We all know that "perfect" doesn't exist and that there is always room for improvement. Take an objective look at your buildout program and you're likely to discover several areas where additional cost savings can be engineered. One place to look is your FF&E (fixtures, furniture and equipment).

  • Look for suitable substitutes. FF&E bring beauty and functionality to a space, but often the same look and function can be achieved with a less expensive model. This could include buying used (from a reputable vendor), swapping certain materials for others, and re-engineering fixtures to reduce tooling and assembly.
  • Consolidate vendors. With multiple vendors, you pay multiple service fees, shipping charges, etc. Finding a partner that can take on multiple aspects of your buildout will help streamline the process and save time. More importantly, an integrated buildout supplier can utilize its national scope and buying power with its vendors, leading to better pricing for you.

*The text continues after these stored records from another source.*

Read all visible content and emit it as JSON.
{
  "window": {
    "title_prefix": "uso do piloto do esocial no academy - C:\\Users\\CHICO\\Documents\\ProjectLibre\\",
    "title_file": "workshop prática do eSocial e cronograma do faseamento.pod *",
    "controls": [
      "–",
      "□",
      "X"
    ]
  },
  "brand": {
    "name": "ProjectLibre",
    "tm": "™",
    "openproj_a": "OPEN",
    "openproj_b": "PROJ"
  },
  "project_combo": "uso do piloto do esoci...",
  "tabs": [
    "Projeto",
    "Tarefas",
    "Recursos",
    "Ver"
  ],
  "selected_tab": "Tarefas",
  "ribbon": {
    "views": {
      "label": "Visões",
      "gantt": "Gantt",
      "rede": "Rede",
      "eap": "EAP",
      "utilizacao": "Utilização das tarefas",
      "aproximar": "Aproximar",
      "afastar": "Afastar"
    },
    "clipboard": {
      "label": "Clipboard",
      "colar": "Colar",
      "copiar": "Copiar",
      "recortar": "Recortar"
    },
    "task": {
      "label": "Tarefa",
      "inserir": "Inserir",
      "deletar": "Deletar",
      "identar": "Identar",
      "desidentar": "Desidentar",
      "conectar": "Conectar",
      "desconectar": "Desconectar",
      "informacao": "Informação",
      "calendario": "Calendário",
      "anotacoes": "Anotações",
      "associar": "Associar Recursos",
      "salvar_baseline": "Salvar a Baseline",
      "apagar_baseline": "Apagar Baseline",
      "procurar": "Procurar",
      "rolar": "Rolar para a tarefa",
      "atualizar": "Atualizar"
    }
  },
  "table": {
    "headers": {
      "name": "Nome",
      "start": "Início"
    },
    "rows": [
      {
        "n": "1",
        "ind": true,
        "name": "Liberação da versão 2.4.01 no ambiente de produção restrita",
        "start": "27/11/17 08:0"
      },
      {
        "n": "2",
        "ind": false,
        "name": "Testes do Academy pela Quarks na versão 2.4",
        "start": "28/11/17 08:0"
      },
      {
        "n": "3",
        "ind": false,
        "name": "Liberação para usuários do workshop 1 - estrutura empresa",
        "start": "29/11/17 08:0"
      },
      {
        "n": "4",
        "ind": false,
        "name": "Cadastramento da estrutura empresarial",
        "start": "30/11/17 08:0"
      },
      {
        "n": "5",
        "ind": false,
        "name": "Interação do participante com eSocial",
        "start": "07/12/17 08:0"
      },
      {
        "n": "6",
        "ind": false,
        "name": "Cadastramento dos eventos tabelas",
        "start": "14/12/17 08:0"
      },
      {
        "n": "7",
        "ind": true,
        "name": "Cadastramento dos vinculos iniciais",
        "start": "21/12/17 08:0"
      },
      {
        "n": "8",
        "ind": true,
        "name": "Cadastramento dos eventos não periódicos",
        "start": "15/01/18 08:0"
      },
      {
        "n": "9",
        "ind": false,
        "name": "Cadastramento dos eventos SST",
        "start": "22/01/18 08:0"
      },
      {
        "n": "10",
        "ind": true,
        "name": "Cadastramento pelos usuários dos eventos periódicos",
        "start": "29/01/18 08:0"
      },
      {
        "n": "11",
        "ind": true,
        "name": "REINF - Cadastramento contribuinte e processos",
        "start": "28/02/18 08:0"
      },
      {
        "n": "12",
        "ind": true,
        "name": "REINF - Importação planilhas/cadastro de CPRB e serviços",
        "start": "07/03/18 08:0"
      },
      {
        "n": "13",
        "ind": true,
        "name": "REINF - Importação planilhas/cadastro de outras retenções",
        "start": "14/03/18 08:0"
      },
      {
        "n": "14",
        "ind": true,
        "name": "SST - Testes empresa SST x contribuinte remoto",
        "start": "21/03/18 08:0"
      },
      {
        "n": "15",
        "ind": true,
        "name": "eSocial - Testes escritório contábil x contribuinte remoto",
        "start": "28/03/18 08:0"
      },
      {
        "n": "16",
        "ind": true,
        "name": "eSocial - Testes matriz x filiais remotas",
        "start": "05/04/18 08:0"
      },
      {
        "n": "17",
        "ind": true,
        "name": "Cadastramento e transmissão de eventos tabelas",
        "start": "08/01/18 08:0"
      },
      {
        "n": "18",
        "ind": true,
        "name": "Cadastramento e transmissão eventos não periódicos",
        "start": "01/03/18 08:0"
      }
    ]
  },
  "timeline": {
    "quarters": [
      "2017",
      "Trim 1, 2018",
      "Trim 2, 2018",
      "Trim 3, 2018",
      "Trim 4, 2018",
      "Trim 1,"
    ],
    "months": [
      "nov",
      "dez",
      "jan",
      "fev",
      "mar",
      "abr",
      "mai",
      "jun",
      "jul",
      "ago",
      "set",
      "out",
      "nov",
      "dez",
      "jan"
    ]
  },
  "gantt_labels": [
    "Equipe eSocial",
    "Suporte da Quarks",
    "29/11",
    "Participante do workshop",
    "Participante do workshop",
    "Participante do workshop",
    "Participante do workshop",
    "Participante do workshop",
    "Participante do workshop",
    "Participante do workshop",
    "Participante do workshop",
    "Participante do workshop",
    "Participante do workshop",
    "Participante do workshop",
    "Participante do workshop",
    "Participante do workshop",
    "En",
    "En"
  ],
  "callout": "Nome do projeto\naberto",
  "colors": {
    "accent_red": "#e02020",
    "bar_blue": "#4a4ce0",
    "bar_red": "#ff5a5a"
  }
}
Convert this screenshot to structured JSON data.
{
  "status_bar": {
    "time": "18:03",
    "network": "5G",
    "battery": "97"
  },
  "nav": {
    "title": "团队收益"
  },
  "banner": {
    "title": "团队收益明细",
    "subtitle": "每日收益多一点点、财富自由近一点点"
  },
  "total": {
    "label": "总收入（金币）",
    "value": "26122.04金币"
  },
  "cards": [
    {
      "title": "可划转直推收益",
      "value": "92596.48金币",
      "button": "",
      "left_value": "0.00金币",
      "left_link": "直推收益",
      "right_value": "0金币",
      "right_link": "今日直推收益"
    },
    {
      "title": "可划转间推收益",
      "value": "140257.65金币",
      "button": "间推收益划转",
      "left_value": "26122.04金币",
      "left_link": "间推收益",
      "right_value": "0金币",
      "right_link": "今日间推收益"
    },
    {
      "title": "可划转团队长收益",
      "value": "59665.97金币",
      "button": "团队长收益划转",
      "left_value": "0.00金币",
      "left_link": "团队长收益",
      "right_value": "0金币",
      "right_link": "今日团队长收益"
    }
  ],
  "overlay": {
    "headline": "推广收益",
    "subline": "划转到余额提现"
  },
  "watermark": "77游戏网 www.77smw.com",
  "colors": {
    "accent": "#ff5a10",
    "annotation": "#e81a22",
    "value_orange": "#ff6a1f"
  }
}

4) Explore Alternative Store Models.

More and more, we're seeing businesses develop alternative store models in order to enter certain markets (i.e. urban areas and stores within a store) that were inaccessible with their traditional formats. Depending on the model, this can also be a strategic way to lower costs.

  • Reduce your footprint. Smaller-footprint stores generally have lower construction costs than their full-sized counterparts. Beyond construction, they also offer lower operating costs because they generally have lighter utility requirements and need fewer employees to staff them. Limiting the menu or merchandise selection could also save some money.
  • Grow with kiosks. Kiosks offer similar benefits to a smaller-footprint store, such as lower construction and operation costs. They can also be placed in high-traffic areas like malls and airports, which helps boost revenue. While there can be some drawbacks like high rents, shorter leases, and increased competition depending on the venue, many retail, restaurant, and service concepts have proven that kiosks can be part of a successful expansion plan.

5) Co-Brand

Already popular in the quick-service food industry (think Dunkin Donuts/Baskin Robbins) co-branding and space-sharing offers many benefits that help to bring down entry costs.

  • Sharing the Buildout. Instead of completely building out separate locations for each business, co-branded locations create common areas like bathrooms and kitchens that can be used by both brands.
  • Sharing Other Expenses. You'll be able to take advantage of shared rent and utilities. Cross-training employees and sharing marketing expenses are two other ways to cut down on costs.

Lowering entry costs is a priority for many budget-conscious businesses. The task can seem daunting at first, but hopefully these five ideas will help jumpstart the process of creating a more cost-effective store opening program for your brand.